YAZARLAR
İsrail-Filistin Barışı Mümkün mü, Değil mi?
Filistinli örgüt Hamas sürpriz bir şekilde Aksa Tufanı dediği bir operasyonla İsrail hedeflerine saldırdı. Saldırı sonrasında dünyada neredeyse İsrail-Filistin arasında bir barışın artık bundan sonra mümkün olamayacağı yönünde bir kanaat kesinleşmeye başladı.
Fakat, Hamas’ın bu saldırısı olmasa da İsrail ile Filistin arasında Hamas saldırısı öncesinde de bir barış mümkün olarak görülmüyordu. Eğer saldırı öncesinde barış mümkün olsaydı bu yönde özellikle Oslo anlaşması çerçevesinde adımlar atmak mümkün olurdu. Hatta öyle ki, Hamas bile Birleşmiş Milletlerin 1967 sınırı öncesindeki topraklarda Filistin devleti kurulmasını, dolayısıyla İsrail’in varlığını tanıyabileceğini gündeme getirmişti.
Özellikle son birkaç yılın İsrail hükûmetlerinin bu yönde bir uzlaşmaya varamayacağı biliniyordu. O yüzden bu yazının başlığındaki sorunun cevabı kendi içinde mevcuttur zaten. Eğer taraflar barışmak istiyorsa, barış olur. Barışmak istemiyorlarsa dünya gelse barışa yanaşmazlar.
Nitekim, 76 yıldır süren bir savaş bunun göstergesi ise, savaşın sürmesi de bölgedeki hiçbir devletin güvence içerisinde yaşayamayacağının bir ispatıdır.

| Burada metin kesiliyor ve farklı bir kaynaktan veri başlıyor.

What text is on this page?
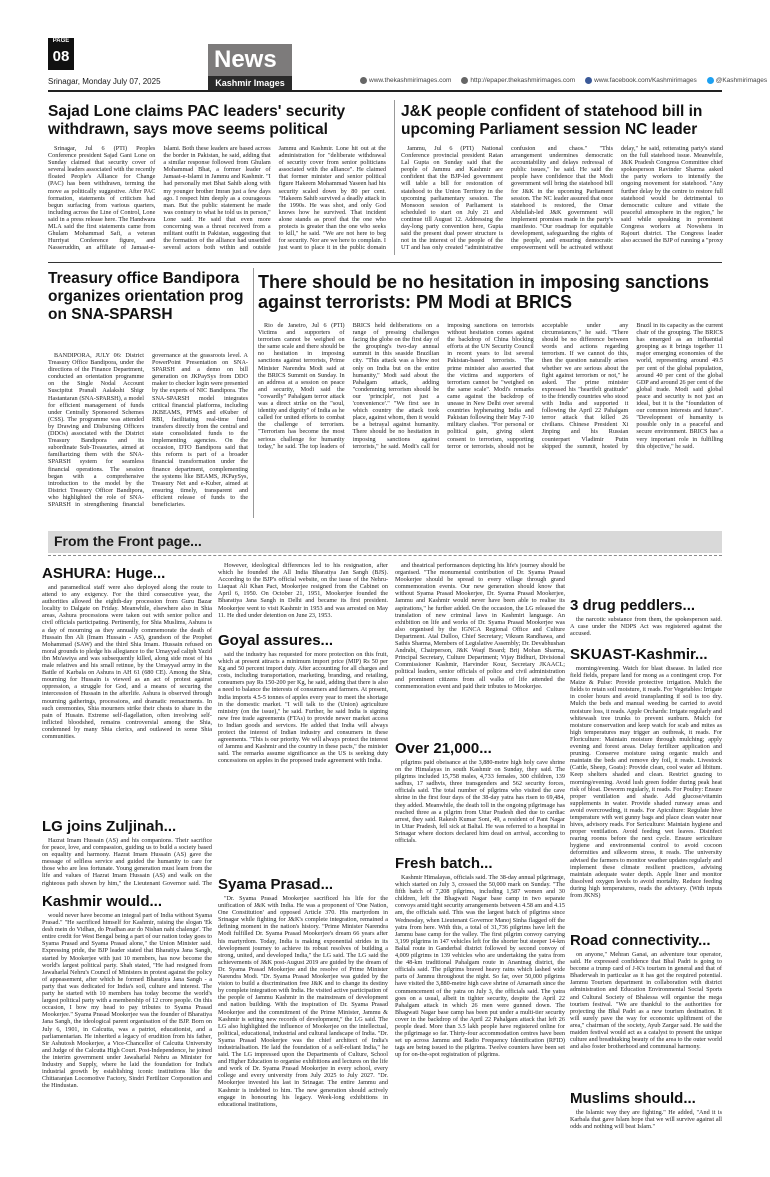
PAGE
08	News
Kashmir Images
Srinagar, Monday July 07, 2025	www.thekashmirimages.com	http://epaper.thekashmirimages.com	www.facebook.com/Kashmirimages	@Kashmirimages
Sajad Lone claims PAC leaders' security withdrawn, says move seems political

Srinagar, Jul 6 (PTI) Peoples Conference president Sajad Gani Lone on Sunday claimed that security cover of several leaders associated with the recently floated People's Alliance for Change (PAC) has been withdrawn, terming the move as politically suggestive. After PAC formation, statements of criticism had begun surfacing from various quarters, including across the Line of Control, Lone said in a press release here. The Handwara MLA said the first statements came from Ghulam Mohammad Safi, a veteran Hurriyat Conference figure, and Nasseruddin, an affiliate of Jamaat-e-Islami. Both these leaders are based across the border in Pakistan, he said, adding that a similar response followed from Ghulam Mohammad Bhat, a former leader of Jamaat-e-Islami in Jammu and Kashmir. "I had personally met Bhat Sahib along with my younger brother Imran just a few days ago. I respect him deeply as a courageous man. But the public statement he made was contrary to what he told us in person," Lone said. He said that even more concerning was a threat received from a militant outfit in Pakistan, suggesting that the formation of the alliance had unsettled several actors both within and outside Jammu and Kashmir. Lone hit out at the administration for "deliberate withdrawal of security cover from senior politicians associated with the alliance". He claimed that former minister and senior political figure Hakeem Mohammad Yaseen had his security scaled down by 80 per cent. "Hakeem Sahib survived a deadly attack in the 1990s. He was shot, and only God knows how he survived. That incident alone stands as proof that the one who protects is greater than the one who seeks to kill," he said. "We are not here to beg for security. Nor are we here to complain. I just want to place it in the public domain

J&K people confident of statehood bill in upcoming Parliament session NC leader

Jammu, Jul 6 (PTI) National Conference provincial president Ratan Lal Gupta on Sunday said that the people of Jammu and Kashmir are confident that the BJP-led government will table a bill for restoration of statehood to the Union Territory in the upcoming parliamentary session. The Monsoon session of Parliament is scheduled to start on July 21 and continue till August 12. Addressing the day-long party convention here, Gupta said the present dual power structure is not in the interest of the people of the UT and has only created "administrative confusion and chaos." "This arrangement undermines democratic accountability and delays redressal of public issues," he said. He said the people have confidence that the Modi government will bring the statehood bill for J&K in the upcoming Parliament session. The NC leader assured that once statehood is restored, the Omar Abdullah-led J&K government will implement promises made in the party's manifesto. "Our roadmap for equitable development, safeguarding the rights of the people, and ensuring democratic empowerment will be activated without delay," he said, reiterating party's stand on the full statehood issue. Meanwhile, J&K Pradesh Congress Committee chief spokesperson Ravinder Sharma asked the party workers to intensify the ongoing movement for statehood. "Any further delay by the centre to restore full statehood would be detrimental to democratic culture and vitiate the peaceful atmosphere in the region," he said while speaking in prominent Congress workers at Nowshera in Rajouri district. The Congress leader also accused the BJP of running a "proxy

Treasury office Bandipora organizes orientation prog on SNA-SPARSH

BANDIPORA, JULY 06: District Treasury Office Bandipora, under the directions of the Finance Department, conducted an orientation programme on the Single Nodal Account Suscipitut Pranali Aalakshi Shigr Hastantaran (SNA-SPARSH), a model for efficient management of funds under Centrally Sponsored Schemes (CSS). The programme was attended by Drawing and Disbursing Officers (DDOs) associated with the District Treasury Bandipora and its subordinate Sub-Treasuries, aimed at familiarizing them with the SNA-SPARSH system for seamless financial operations. The session began with a comprehensive introduction to the model by the District Treasury Officer Bandipora, who highlighted the role of SNA-SPARSH in strengthening financial governance at the grassroots level. A PowerPoint Presentation on SNA-SPARSH and a demo on bill generation on JKPaySys from DDO maker to checker login were presented by the experts of NIC Bandipora. The SNA-SPARSH model integrates critical financial platforms, including JKBEAMS, PFMS and eKuber of RBI, facilitating real-time fund transfers directly from the central and state consolidated funds to the implementing agencies. On the occasion, DTO Bandipora said that this reform is part of a broader financial transformation under the finance department, complementing the systems like BEAMS, JKPaySys, Treasury Net and e-Kuber, aimed at ensuring timely, transparent and efficient release of funds to the beneficiaries.

There should be no hesitation in imposing sanctions against terrorists: PM Modi at BRICS

Rio de Janeiro, Jul 6 (PTI) Victims and supporters of terrorism cannot be weighed on the same scale and there should be no hesitation in imposing sanctions against terrorists, Prime Minister Narendra Modi said at the BRICS Summit on Sunday. In an address at a session on peace and security, Modi said the "cowardly" Pahalgam terror attack was a direct strike on the "soul, identity and dignity" of India as he called for united efforts to combat the challenge of terrorism. "Terrorism has become the most serious challenge for humanity today," he said. The top leaders of BRICS held deliberations on a range of pressing challenges facing the globe on the first day of the grouping's two-day annual summit in this seaside Brazilian city. "This attack was a blow not only on India but on the entire humanity," Modi said about the Pahalgam attack, adding "condemning terrorism should be our 'principle', not just a 'convenience'." "We first see in which country the attack took place, against whom, then it would be a betrayal against humanity. There should be no hesitation in imposing sanctions against terrorists," he said. Modi's call for imposing sanctions on terrorists without hesitation comes against the backdrop of China blocking efforts at the UN Security Council in recent years to list several Pakistan-based terrorists. The prime minister also asserted that the victims and supporters of terrorism cannot be "weighed on the same scale". Modi's remarks came against the backdrop of unease in New Delhi over several countries hyphenating India and Pakistan following their May 7-10 military clashes. "For personal or political gain, giving silent consent to terrorism, supporting terror or terrorists, should not be acceptable under any circumstances," he said. "There should be no difference between words and actions regarding terrorism. If we cannot do this, then the question naturally arises whether we are serious about the fight against terrorism or not," he asked. The prime minister expressed his "heartfelt gratitude" to the friendly countries who stood with India and supported it following the April 22 Pahalgam terror attack that killed 26 civilians. Chinese President Xi Jinping and his Russian counterpart Vladimir Putin skipped the summit, hosted by Brazil in its capacity as the current chair of the grouping. The BRICS has emerged as an influential grouping as it brings together 11 major emerging economies of the world, representing around 49.5 per cent of the global population, around 40 per cent of the global GDP and around 26 per cent of the global trade. Modi said global peace and security is not just an ideal, but it is the "foundation of our common interests and future". "Development of humanity is possible only in a peaceful and secure environment. BRICS has a very important role in fulfilling this objective," he said.

From the Front page...
ASHURA: Huge...

and paramedical staff were also deployed along the route to attend to any exigency. For the third consecutive year, the authorities allowed the eighth-day procession from Guru Bazar locality to Dalgate on Friday. Meanwhile, elsewhere also in Shia areas, Ashura processions were taken out with senior police and civil officials participating. Pertinently, for Shia Muslims, Ashura is a day of mourning as they annually commemorate the death of Hussain Ibn Ali (Imam Hussain - AS), grandson of the Prophet Mohammad (SAW) and the third Shia Imam. Hussain refused on moral grounds to pledge his allegiance to the Umayyad caliph Yazid ibn Mu'awiya and was subsequently killed, along side most of his male relatives and his small retinue, by the Umayyad army in the Battle of Karbala on Ashura in AH 61 (680 CE). Among the Shia, mourning for Hussain is viewed as an act of protest against oppression, a struggle for God, and a means of securing the intercession of Hussain in the afterlife. Ashura is observed through mourning gatherings, processions, and dramatic reenactments. In such ceremonies, Shia mourners strike their chests to share in the pain of Husain. Extreme self-flagellation, often involving self-inflicted bloodshed, remains controversial among the Shia, condemned by many Shia clerics, and outlawed in some Shia communities.

LG joins Zuljinah...

Hazrat Imam Hussain (AS) and his companions. Their sacrifice for peace, love, and compassion, guiding us to build a society based on equality and harmony. Hazrat Imam Hussain (AS) gave the message of selfless service and guided the humanity to care for those who are less fortunate. Young generation must learn from the life and values of Hazrat Imam Hussain (AS) and walk on the righteous path shown by him," the Lieutenant Governor said. The

Kashmir would...

would never have become an integral part of India without Syama Prasad." "He sacrificed himself for Kashmir, raising the slogan 'Ek desh mein do Vidhan, do Pradhan aur do Nishan nahi chalenge'. The entire credit for West Bengal being a part of our nation today goes to Syama Prasad and Syama Prasad alone," the Union Minister said. Expressing pride, the BJP leader stated that Bharatiya Jana Sangh, started by Mookerjee with just 10 members, has now become the world's largest political party. Shah stated, "He had resigned from Jawaharlal Nehru's Council of Ministers in protest against the policy of appeasement, after which he formed Bharatiya Jana Sangh - a party that was dedicated for India's soil, culture and interest. The party he started with 10 members has today become the world's largest political party with a membership of 12 crore people. On this occasion, I bow my head to pay tributes to Syama Prasad Mookerjee." Syama Prasad Mookerjee was the founder of Bharatiya Jana Sangh, the ideological parent organisation of the BJP. Born on July 6, 1901, in Calcutta, was a patriot, educationist, and a parliamentarian. He inherited a legacy of erudition from his father, Sir Ashutosh Mookerjee, a Vice-Chancellor of Calcutta University and Judge of the Calcutta High Court. Post-Independence, he joined the interim government under Jawaharlal Nehru as Minister for Industry and Supply, where he laid the foundation for India's industrial growth by establishing iconic institutions like the Chittaranjan Locomotive Factory, Sindri Fertilizer Corporation and the Hindustan.

However, ideological differences led to his resignation, after which he founded the All India Bharatiya Jan Sangh (BJS). According to the BJP's official website, on the issue of the Nehru-Liaquat Ali Khan Pact, Mookerjee resigned from the Cabinet on April 6, 1950. On October 21, 1951, Mookerjee founded the Bharatiya Jana Sangh in Delhi and became its first president. Mookerjee went to visit Kashmir in 1953 and was arrested on May 11. He died under detention on June 23, 1953.

Goyal assures...

said the industry has requested for more protection on this fruit, which at present attracts a minimum import price (MIP) Rs 50 per Kg and 50 percent import duty. After accounting for all charges and costs, including transportation, marketing, branding, and retailing, consumers pay Rs 150-200 per Kg, he said, adding that there is also a need to balance the interests of consumers and farmers. At present, India imports 4.5-5 tonnes of apples every year to meet the shortage in the domestic market. "I will talk to the (Union) agriculture ministry (on the issue)," he said. Further, he said India is signing new free trade agreements (FTAs) to provide newer market access to Indian goods and services. He added that India will always protect the interest of Indian industry and consumers in these agreements. "This is our priority. We will always protect the interest of Jammu and Kashmir and the country in these pacts," the minister said. The remarks assume significance as the US is seeking duty concessions on apples in the proposed trade agreement with India.

Syama Prasad...

"Dr. Syama Prasad Mookerjee sacrificed his life for the unification of J&K with India. He was a proponent of 'One Nation, One Constitution' and opposed Article 370. His martyrdom in Srinagar while fighting for J&K's complete integration, remained a defining moment in the nation's history. "Prime Minister Narendra Modi fulfilled Dr. Syama Prasad Mookerjee's dream 66 years after his martyrdom. Today, India is making exponential strides in its development journey to achieve its robust resolves of building a strong, united, and developed India," the LG said. The LG said the achievements of J&K post-August 2019 are guided by the dream of Dr. Syama Prasad Mookerjee and the resolve of Prime Minister Narendra Modi. "Dr. Syama Prasad Mookerjee was guided by the vision to build a discrimination free J&K and to change its destiny by complete integration with India. He visited active participation of the people of Jammu Kashmir in the mainstream of development and nation building. With the inspiration of Dr. Syama Prasad Mookerjee and the commitment of the Prime Minister, Jammu & Kashmir is setting new records of development," the LG said. The LG also highlighted the influence of Mookerjee on the intellectual, political, educational, industrial and cultural landscape of India. "Dr. Syama Prasad Mookerjee was the chief architect of India's industrialisation. He laid the foundation of a self-reliant India," he said. The LG impressed upon the Departments of Culture, School and Higher Education to organise exhibitions and lectures on the life and work of Dr. Syama Prasad Mookerjee in every school, every college and every university from July 2025 to July 2027. "Dr. Mookerjee invested his last in Srinagar. The entire Jammu and Kashmir is indebted to him. The new generation should actively engage in honouring his legacy. Week-long exhibitions in educational institutions,

and theatrical performances depicting his life's journey should be organised. "The monumental contribution of Dr. Syama Prasad Mookerjee should be spread to every village through grand commemoration events. Our new generation should know that without Syama Prasad Mookerjee, Dr. Syama Prasad Mookerjee, Jammu and Kashmir would never have been able to realise its aspirations," he further added. On the occasion, the LG released the translation of new criminal laws in Kashmiri language. An exhibition on life and works of Dr. Syama Prasad Mookerjee was also organised by the IGNCA Regional Office and Culture Department. Atal Dulloo, Chief Secretary; Vikram Randhawa, and Sathis Sharma, Members of Legislative Assembly; Dr. Devabhushan Andrabi, Chairperson, J&K Waqf Board; Brij Mohan Sharma, Principal Secretary, Culture Department; Vijay Bidhuri, Divisional Commissioner Kashmir, Harvinder Kour, Secretary JKAACL; political leaders, senior officials of police and civil administration and prominent citizens from all walks of life attended the commemoration event and paid their tributes to Mookerjee.

Over 21,000...

pilgrims paid obeisance at the 3,880-metre high holy cave shrine on the Himalayas in south Kashmir on Sunday, they said. The pilgrims included 15,758 males, 4,733 females, 300 children, 139 sadhus, 17 sadhvis, three transgenders and 562 security forces, officials said. The total number of pilgrims who visited the cave shrine in the first four days of the 38-day yatra has risen to 69,484, they added. Meanwhile, the death toll in the ongoing pilgrimage has reached three as a pilgrim from Uttar Pradesh died due to cardiac arrest, they said. Rakesh Kumar Soni, 49, a resident of Pant Nagar in Uttar Pradesh, fell sick at Baltal. He was referred to a hospital in Srinagar where doctors declared him dead on arrival, according to officials.

Fresh batch...

Kashmir Himalayas, officials said. The 38-day annual pilgrimage, which started on July 3, crossed the 50,000 mark on Sunday. "The fifth batch of 7,208 pilgrims, including 1,587 women and 30 children, left the Bhagwati Nagar base camp in two separate convoys amid tight security arrangements between 4.58 am and 4.15 am, the officials said. This was the largest batch of pilgrims since Wednesday, when Lieutenant Governor Manoj Sinha flagged off the yatra from here. With this, a total of 31,736 pilgrims have left the Jammu base camp for the valley. The first pilgrim convoy carrying 3,199 pilgrims in 147 vehicles left for the shorter but steeper 14-km Baltal route in Ganderbal district followed by second convoy of 4,009 pilgrims in 139 vehicles who are undertaking the yatra from the 48-km traditional Pahalgam route in Anantnag district, the officials said. The pilgrims braved heavy rains which lashed wide parts of Jammu throughout the night. So far, over 50,000 pilgrims have visited the 3,880-metre high cave shrine of Amarnath since the commencement of the yatra on July 3, the officials said. The yatra goes on a usual, albeit in tighter security, despite the April 22 Pahalgam attack in which 26 men were gunned down. The Bhagwati Nagar base camp has been put under a multi-tier security cover in the backdrop of the April 22 Pahalgam attack that left 26 people dead. More than 3.5 lakh people have registered online for the pilgrimage so far. Thirty-four accommodation centres have been set up across Jammu and Radio Frequency Identification (RFID) tags are being issued to the pilgrims. Twelve counters have been set up for on-the-spot registration of pilgrims.

3 drug peddlers...

the narcotic substance from them, the spokesperson said. A case under the NDPS Act was registered against the accused.

SKUAST-Kashmir...

morning/evening. Watch for blast disease. In lailed rice field fields, prepare land for mong as a contingent crop. For Maize & Pulse: Provide protective irrigation. Mulch the fields to retain soil moisture, it reads. For Vegetables: Irrigate in cooler hours and avoid transplanting if soil is too dry. Mulch the beds and manual weeding be carried to avoid moisture loss, it reads. Apple Orchards: Irrigate regularly and whitewash tree trunks to prevent sunburn. Mulch for moisture conservation and keep watch for scab and mites as high temperatures may trigger an outbreak, it reads. For Floriculture: Maintain moisture through mulching; apply evening and forest areas. Delay fertilizer application and pruning. Conserve moisture using organic mulch and maintain the beds and remove dry foil, it reads. Livestock (Cattle, Sheep, Goats): Provide clean, cool water ad libitum. Keep shelters shaded and clean. Restrict grazing to morning/evening. Avoid lush green fodder during peak heat risk of bloat. Deworm regularly, it reads. For Poultry: Ensure proper ventilation and shade. Add glucose/vitamin supplements in water. Provide shaded runway areas and avoid overcrowding, it reads. For Apiculture: Regulate hive temperature with wet gunny bags and place clean water near hives, advisory reads. For Sericulture: Maintain hygiene and proper ventilation. Avoid feeding wet leaves. Disinfect rearing rooms before the next cycle. Ensure sericulture hygiene and environmental control to avoid cocoon deformities and silkworm stress, it reads. The university advised the farmers to monitor weather updates regularly and implement these climate resilient practices, advising maintain adequate water depth. Apple liner and monitor dissolved oxygen levels to avoid mortality. Reduce feeding during high temperatures, reads the advisory. (With inputs from JKNS)

Road connectivity...

on anyone," Mehran Ganai, an adventure tour operator, said. He expressed confidence that Bhal Padri is going to become a trump card of J-K's tourism in general and that of Bhaderwah in particular as it has got the required potential. Jammu Tourism department in collaboration with district administration and Education Environmental Social Sports and Cultural Society of Bhalessa will organise the mega tourism festival. "We are thankful to the authorities for projecting the Bhal Padri as a new tourism destination. It will surely pave the way for economic upliftment of the area," chairman of the society, Ayub Zargar said. He said the maiden festival would act as a catalyst to present the unique culture and breathtaking beauty of the area to the outer world and also foster brotherhood and communal harmony.

Muslims should...

the Islamic way they are fighting." He added, "And it is Karbala that gave Islam hope that we will survive against all odds and nothing will beat Islam."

Ve hiçbir savaş, barış kadar huzur getiremez. Savaşın kazananı olmaz; kazandı gibi görüneni de aslında kaybetmiştir.
Mevcut dünya sisteminin böyle bir barışı istemediği de ortadadır. İsrail, Filistin topraklarındaki bir işgalci güç olarak Birleşmiş Milletlerin her kararını göz ardı ederken ve bu sebeple de herhangi bir sorunla, ambargo ile karılaşmayacağından emindir. Yine, İsrail istediği şekilde Filistin köylülerini yerlerinden ederek Yahudiler için yerleşim birimleri kurabiliyor. Çünkü herhangi bir devletin buna karşı bir yaptırım yapması mümkün görünmüyor.

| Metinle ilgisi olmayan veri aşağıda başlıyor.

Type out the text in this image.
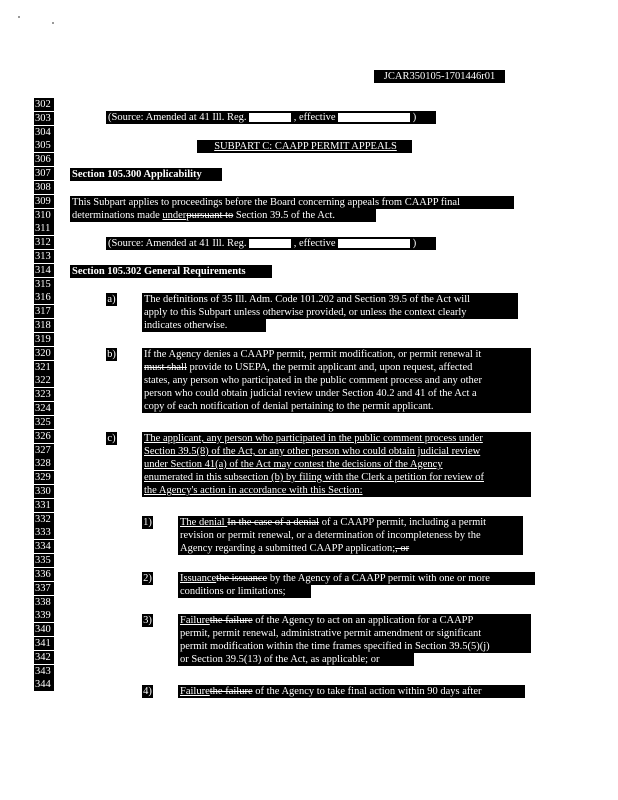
JCAR350105-1701446r01
(Source: Amended at 41 Ill. Reg.	, effective	)
SUBPART C: CAAPP PERMIT APPEALS
Section 105.300 Applicability
This Subpart applies to proceedings before the Board concerning appeals from CAAPP final
determinations made underpursuant to Section 39.5 of the Act.
(Source: Amended at 41 Ill. Reg.	, effective	)
Section 105.302 General Requirements
a)	The definitions of 35 Ill. Adm. Code 101.202 and Section 39.5 of the Act will
apply to this Subpart unless otherwise provided, or unless the context clearly
indicates otherwise.
b)	If the Agency denies a CAAPP permit, permit modification, or permit renewal it
must shall provide to USEPA, the permit applicant and, upon request, affected
states, any person who participated in the public comment process and any other
person who could obtain judicial review under Section 40.2 and 41 of the Act a
copy of each notification of denial pertaining to the permit applicant.
c)	The applicant, any person who participated in the public comment process under
Section 39.5(8) of the Act, or any other person who could obtain judicial review
under Section 41(a) of the Act may contest the decisions of the Agency
enumerated in this subsection (b) by filing with the Clerk a petition for review of
the Agency's action in accordance with this Section:
1)	The denial In the case of a denial of a CAAPP permit, including a permit
revision or permit renewal, or a determination of incompleteness by the
Agency regarding a submitted CAAPP application;, or
2)	Issuancethe issuance by the Agency of a CAAPP permit with one or more
conditions or limitations;
3)	Failurethe failure of the Agency to act on an application for a CAAPP
permit, permit renewal, administrative permit amendment or significant
permit modification within the time frames specified in Section 39.5(5)(j)
or Section 39.5(13) of the Act, as applicable; or
4)	Failurethe failure of the Agency to take final action within 90 days after
302
303
304
305
306
307
308
309
310
311
312
313
314
315
316
317
318
319
320
321
322
323
324
325
326
327
328
329
330
331
332
333
334
335
336
337
338
339
340
341
342
343
344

İsrail son saldırılar sonrasında da görüldüğü gibi, Filistin’den bahsetmeyerek yalnızca Hamas’ı gündeme getiriyor. Bu da barışın yanıltıcı bir yüzü. Zira, dün Hamas yoktu. Hadi diyelim ki, bugün yok olup gitti. Barış bu şartlarda yine oraya gelmeyecek.
Çünkü ortada adil bir barış isteyen yok. Adil barış çağrısı yapabilecek, daha doğrusu bu adil barışı temin ve tesis edecek bir irade de yok. Böyle olunca Filistin tarafından Hamas olmuş veya olmamış bir İsrail-Filistin barışından söz etmek de hayal olacaktır.